Broadcast media make the most of their visual component, providing a semblance of action and drama with footage of actual operations, drug paraphernalia and suspects concealing their faces from the camera. Reports on TV also used graphics to report the latest count of arrested or killed drug suspects as provided by the Philippine National Police (PNP).

Instances of suspected drug lords slain by unidentified persons or supposedly killed when resisting arrest did make the headlines. Some of them, according to the media reports quoting the police, were operating in urban areas such as Caloocan, Malabon and Cebu, and were given a day or two of coverage. Drug lords operating from the New Bilibid Prison allegedly offered up to a billion pesos as bounty for Duterte and incoming PNP Chief Ronaldo dela Rosa.

Going Beyond the Police Blotter

Crime stories are usually covered as single, unrelated events. Incidents on drugs are no exceptions. At times tagged as exclusive reports, these stories adhere to the usual manner of reporting crime: Their being “exclusive” often offers little that is new or significant.

Drug-related reports may only seem trivial and meaningless when reported without context. The national relevance of these routine reports, especially in the new administration, should be the subject of investigation not only by police forces but also by the media. Whether they occurred in the same area or not, establishing the connection of one drug arrest to another would give the public an idea of how extensive and persistent the drug problem in the country is.

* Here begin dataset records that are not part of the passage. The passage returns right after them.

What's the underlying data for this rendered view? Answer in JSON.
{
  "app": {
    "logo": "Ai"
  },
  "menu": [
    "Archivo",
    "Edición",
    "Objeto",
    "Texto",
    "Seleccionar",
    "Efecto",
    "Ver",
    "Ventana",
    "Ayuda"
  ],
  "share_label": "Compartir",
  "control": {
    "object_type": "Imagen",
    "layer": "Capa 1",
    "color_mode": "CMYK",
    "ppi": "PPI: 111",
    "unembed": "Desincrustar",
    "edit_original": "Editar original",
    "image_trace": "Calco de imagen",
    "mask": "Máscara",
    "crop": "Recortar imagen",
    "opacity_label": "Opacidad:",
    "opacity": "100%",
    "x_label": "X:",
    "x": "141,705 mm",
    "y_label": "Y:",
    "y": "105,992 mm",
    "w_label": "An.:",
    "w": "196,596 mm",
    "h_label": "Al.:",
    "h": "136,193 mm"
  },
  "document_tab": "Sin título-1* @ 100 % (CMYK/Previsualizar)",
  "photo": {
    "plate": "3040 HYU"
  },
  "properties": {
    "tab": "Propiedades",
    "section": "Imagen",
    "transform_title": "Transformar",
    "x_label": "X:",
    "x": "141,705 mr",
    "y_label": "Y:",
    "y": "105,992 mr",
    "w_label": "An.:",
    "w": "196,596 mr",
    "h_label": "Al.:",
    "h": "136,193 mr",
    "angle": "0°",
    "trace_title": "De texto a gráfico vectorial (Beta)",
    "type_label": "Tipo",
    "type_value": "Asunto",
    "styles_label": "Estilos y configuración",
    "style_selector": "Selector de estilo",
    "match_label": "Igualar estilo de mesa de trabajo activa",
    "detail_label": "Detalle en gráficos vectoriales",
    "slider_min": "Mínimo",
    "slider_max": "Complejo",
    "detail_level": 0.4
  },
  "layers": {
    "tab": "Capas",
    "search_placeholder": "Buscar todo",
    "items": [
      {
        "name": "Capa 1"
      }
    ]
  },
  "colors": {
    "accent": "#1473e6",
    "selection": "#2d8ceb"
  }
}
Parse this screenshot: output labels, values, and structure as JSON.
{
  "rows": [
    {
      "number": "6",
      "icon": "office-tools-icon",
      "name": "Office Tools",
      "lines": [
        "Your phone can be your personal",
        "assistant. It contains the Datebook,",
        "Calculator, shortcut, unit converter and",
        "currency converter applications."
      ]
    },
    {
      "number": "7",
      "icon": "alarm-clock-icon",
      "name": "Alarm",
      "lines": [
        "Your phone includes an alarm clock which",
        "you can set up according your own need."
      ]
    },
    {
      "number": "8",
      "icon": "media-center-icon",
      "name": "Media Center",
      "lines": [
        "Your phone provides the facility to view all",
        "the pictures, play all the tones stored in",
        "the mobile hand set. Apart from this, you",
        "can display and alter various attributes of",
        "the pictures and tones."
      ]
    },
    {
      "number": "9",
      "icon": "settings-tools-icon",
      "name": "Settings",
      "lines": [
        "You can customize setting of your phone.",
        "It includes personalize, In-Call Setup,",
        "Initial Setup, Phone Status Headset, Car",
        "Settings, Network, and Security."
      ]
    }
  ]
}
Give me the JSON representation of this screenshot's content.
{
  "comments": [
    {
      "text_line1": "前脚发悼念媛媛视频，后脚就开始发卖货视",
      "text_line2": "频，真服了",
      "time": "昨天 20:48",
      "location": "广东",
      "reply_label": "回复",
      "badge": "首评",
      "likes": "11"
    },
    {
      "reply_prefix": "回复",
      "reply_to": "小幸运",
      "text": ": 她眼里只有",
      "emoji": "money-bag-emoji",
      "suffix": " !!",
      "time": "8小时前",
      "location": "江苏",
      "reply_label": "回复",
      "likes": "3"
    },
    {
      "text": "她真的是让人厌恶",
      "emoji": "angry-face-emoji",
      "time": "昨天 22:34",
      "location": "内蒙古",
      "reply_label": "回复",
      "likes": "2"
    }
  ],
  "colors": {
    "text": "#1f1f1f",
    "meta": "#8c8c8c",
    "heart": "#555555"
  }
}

The news reports seldom, if at all, discussed the justice system and the right of every citizen to due process, such as reading a suspect’s Miranda rights, the requirement of search or arrest warrant, and his right to face his accuser in a court of law. Equally ignored are the rights of children who have also been targeted for arrests under the police’s RODY (Rid the Streets of Drinkers and Youths) campaign, or even the rights of individuals to congregate outside of their homes, shirtless or not.

There’s also the question of whether the allegations that are used to justify use of force all have basis, considering that some have complained that they or their loved ones were not at all involved in the drug trade.  And surely, the usual police line that dead suspects tried to grab the police’s firearms, leading to the shootout, merits further scrutiny by the press. They, alas, did not and simply swallowed everything the police said.